Unsupervised Scientific Abstract Segmentation with Normalized Mutual Information
This work addresses the challenge of segmenting scientific abstracts for researchers and automated systems, but it is incremental as it builds on existing segmentation methods with a novel optimization technique.
The paper tackled the problem of automatically segmenting scientific abstracts into premises and conclusions, particularly for non-structured abstracts where conclusion positions are uncertain, by using Normalized Mutual Information (NMI) in an unsupervised approach called GreedyCAS, which achieved the best performance across all evaluation metrics on non-structured abstracts and outperformed baselines on structured abstracts as measured by P_k.
The abstracts of scientific papers consist of premises and conclusions. Structured abstracts explicitly highlight the conclusion sentences, whereas non-structured abstracts may have conclusion sentences at uncertain positions. This implicit nature of conclusion positions makes the automatic segmentation of scientific abstracts into premises and conclusions a challenging task. In this work, we empirically explore using Normalized Mutual Information (NMI) for abstract segmentation.
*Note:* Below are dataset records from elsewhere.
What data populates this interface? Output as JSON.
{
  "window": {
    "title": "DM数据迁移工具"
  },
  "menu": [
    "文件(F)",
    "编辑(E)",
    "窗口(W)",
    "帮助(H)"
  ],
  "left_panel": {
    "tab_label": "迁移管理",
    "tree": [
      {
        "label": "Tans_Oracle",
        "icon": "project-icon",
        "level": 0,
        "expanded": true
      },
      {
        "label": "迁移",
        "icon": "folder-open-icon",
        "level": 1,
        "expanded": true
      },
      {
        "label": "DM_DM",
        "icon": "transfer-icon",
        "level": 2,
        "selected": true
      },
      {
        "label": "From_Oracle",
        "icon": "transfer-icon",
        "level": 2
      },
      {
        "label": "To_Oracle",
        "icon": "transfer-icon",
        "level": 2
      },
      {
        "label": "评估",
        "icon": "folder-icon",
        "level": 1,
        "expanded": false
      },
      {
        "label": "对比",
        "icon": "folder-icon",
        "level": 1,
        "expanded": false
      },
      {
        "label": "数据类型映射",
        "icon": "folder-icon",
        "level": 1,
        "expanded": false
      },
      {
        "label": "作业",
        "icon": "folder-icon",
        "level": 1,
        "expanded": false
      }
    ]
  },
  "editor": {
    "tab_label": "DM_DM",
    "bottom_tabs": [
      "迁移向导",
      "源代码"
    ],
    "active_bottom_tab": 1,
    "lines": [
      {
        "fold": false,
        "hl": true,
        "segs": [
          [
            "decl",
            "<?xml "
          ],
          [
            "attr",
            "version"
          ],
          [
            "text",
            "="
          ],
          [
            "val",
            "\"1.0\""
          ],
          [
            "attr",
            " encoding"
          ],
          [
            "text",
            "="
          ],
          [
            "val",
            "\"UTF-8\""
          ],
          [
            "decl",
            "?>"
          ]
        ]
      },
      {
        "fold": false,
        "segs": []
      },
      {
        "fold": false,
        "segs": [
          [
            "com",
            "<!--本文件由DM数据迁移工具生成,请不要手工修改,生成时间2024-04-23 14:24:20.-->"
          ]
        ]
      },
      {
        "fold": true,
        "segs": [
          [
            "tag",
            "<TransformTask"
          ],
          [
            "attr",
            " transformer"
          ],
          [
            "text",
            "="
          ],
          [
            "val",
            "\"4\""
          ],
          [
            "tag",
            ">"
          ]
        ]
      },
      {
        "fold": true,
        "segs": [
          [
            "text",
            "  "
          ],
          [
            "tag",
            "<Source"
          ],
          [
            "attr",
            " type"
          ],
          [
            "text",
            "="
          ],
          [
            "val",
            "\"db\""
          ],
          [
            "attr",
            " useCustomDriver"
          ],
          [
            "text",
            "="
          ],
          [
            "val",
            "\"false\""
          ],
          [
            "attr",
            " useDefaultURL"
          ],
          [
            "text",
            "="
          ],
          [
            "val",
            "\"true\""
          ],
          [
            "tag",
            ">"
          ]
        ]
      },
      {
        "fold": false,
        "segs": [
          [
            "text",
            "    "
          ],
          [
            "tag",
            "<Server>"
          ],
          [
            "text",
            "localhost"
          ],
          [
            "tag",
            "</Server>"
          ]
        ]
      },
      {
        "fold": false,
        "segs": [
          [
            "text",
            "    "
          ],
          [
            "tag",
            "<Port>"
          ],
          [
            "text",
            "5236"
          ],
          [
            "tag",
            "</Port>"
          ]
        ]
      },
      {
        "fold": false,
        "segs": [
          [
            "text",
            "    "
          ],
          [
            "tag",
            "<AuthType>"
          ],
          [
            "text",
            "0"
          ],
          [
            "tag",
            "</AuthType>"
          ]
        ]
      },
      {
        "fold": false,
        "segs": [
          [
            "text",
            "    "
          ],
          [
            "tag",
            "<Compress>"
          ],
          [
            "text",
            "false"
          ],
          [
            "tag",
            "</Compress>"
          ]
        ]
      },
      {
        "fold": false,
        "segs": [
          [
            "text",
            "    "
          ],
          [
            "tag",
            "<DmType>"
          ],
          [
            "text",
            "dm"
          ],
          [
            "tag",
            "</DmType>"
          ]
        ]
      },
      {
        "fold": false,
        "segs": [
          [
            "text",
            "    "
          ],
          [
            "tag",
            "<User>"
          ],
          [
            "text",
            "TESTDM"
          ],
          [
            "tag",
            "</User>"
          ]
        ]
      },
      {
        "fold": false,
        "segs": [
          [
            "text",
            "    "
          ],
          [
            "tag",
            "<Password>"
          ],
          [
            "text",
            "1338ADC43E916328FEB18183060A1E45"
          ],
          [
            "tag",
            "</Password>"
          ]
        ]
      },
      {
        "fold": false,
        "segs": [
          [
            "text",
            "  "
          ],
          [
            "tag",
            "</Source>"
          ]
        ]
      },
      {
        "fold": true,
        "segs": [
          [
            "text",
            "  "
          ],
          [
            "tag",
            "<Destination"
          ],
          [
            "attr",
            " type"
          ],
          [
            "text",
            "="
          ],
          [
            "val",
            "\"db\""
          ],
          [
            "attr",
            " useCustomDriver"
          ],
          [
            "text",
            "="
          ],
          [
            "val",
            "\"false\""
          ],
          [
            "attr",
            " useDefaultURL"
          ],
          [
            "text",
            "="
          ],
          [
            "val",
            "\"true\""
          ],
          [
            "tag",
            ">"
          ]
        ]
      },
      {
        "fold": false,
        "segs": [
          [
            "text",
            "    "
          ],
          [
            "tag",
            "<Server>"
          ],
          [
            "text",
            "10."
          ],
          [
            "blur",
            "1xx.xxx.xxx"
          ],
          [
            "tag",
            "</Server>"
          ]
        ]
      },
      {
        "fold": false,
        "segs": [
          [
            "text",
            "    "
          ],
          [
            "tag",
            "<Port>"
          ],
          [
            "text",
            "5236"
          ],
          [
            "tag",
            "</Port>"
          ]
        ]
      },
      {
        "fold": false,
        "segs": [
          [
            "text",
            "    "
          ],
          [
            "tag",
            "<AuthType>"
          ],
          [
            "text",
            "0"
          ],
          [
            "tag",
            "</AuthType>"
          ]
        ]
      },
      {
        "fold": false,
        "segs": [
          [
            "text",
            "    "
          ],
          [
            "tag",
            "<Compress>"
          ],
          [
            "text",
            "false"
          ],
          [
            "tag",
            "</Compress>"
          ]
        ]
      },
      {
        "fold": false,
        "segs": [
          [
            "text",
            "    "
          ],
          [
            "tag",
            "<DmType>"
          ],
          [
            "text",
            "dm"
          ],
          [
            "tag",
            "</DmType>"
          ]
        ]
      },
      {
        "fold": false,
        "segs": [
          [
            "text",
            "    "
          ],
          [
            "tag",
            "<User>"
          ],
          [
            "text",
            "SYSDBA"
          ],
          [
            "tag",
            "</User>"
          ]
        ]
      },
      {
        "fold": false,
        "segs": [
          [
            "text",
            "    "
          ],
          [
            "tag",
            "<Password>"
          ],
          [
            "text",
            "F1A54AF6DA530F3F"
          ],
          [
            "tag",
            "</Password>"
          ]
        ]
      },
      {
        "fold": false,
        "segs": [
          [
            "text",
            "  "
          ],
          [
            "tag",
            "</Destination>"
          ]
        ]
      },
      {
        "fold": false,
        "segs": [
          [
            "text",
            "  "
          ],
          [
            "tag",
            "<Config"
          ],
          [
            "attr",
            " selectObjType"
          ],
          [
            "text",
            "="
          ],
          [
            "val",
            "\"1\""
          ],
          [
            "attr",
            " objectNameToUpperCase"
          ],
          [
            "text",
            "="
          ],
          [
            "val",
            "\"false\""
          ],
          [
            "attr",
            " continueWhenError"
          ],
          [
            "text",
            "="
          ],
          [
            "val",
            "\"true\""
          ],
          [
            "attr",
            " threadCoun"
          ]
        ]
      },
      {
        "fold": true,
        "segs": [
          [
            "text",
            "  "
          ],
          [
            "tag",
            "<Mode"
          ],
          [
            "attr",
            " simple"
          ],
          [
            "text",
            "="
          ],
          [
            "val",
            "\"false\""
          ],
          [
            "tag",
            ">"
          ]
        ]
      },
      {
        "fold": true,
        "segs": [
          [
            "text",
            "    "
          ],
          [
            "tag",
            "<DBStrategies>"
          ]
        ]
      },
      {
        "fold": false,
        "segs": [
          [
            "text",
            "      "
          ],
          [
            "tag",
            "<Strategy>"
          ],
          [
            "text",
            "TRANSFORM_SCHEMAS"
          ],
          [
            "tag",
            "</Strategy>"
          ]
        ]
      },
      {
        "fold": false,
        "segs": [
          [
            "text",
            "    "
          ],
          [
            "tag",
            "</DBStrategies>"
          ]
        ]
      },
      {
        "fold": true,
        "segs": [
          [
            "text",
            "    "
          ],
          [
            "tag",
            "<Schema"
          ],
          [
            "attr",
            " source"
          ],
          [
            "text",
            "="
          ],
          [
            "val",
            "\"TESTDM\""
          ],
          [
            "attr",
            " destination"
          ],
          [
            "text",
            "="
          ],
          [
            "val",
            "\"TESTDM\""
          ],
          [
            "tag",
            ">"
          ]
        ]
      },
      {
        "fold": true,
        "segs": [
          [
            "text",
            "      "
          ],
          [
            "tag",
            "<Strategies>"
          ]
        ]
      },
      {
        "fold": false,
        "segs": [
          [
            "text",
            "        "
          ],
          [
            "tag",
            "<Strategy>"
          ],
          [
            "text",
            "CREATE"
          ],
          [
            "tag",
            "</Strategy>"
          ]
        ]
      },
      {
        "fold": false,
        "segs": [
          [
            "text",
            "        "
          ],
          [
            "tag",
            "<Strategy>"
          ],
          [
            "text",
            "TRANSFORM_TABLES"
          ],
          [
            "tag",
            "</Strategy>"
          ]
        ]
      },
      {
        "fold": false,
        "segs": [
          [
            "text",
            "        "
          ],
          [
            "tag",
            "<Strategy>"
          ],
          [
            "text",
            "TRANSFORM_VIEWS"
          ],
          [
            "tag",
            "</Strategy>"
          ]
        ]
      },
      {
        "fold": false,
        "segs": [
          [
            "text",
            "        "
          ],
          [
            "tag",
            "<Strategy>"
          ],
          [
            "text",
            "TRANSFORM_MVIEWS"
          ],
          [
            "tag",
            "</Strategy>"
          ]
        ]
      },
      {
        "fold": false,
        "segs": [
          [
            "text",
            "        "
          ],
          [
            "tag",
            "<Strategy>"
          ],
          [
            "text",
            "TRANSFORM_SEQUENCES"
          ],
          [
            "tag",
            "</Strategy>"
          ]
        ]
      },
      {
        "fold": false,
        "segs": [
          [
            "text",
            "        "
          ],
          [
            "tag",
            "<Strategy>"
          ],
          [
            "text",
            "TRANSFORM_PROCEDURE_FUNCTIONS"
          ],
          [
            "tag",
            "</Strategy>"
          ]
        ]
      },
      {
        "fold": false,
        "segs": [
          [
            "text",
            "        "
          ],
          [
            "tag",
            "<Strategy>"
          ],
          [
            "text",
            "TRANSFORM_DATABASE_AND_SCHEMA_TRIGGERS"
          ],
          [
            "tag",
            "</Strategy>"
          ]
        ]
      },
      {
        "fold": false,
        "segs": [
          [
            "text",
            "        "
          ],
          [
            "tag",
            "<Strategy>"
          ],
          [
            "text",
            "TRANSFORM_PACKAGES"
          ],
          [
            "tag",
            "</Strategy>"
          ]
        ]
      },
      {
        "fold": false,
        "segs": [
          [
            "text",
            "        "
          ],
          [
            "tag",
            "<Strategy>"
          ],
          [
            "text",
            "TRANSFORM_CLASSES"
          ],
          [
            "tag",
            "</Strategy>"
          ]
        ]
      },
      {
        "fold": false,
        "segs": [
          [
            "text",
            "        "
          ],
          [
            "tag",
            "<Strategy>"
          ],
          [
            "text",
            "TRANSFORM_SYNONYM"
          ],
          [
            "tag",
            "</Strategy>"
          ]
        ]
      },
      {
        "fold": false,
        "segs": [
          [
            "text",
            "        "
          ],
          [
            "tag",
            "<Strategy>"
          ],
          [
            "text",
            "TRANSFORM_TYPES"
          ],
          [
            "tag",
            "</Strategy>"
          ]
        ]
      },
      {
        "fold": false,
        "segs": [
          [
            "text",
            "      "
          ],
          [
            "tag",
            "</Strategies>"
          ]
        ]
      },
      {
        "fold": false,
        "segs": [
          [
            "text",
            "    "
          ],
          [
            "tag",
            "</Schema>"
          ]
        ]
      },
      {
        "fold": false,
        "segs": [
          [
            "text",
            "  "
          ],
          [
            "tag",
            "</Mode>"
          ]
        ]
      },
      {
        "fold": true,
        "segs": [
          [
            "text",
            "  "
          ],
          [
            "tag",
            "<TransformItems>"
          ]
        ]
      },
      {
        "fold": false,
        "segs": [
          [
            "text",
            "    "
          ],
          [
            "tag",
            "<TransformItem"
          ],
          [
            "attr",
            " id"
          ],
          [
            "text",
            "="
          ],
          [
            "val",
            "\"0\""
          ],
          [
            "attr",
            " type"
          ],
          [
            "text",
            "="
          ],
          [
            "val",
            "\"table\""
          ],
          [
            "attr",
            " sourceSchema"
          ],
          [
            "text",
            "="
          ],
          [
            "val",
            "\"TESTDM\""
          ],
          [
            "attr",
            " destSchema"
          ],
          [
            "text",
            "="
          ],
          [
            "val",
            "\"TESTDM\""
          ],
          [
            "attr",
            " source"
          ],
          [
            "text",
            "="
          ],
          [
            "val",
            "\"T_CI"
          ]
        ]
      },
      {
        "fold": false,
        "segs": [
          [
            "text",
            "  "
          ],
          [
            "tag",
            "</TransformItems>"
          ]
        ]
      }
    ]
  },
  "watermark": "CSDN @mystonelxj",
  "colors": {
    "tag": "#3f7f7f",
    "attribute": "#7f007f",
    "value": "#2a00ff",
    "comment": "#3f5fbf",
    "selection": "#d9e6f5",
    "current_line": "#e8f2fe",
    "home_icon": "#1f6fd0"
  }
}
We consider each abstract as a recurrent cycle of sentences and place segmentation boundaries by greedily optimizing the NMI score between premises and conclusions. On non-structured abstracts, our proposed unsupervised approach GreedyCAS achieves the best performance across all evaluation metrics; on structured abstracts, GreedyCAS outperforms all baseline methods measured by $P_k$. The strong correlation of NMI to our evaluation metrics reveals the effectiveness of NMI for abstract segmentation.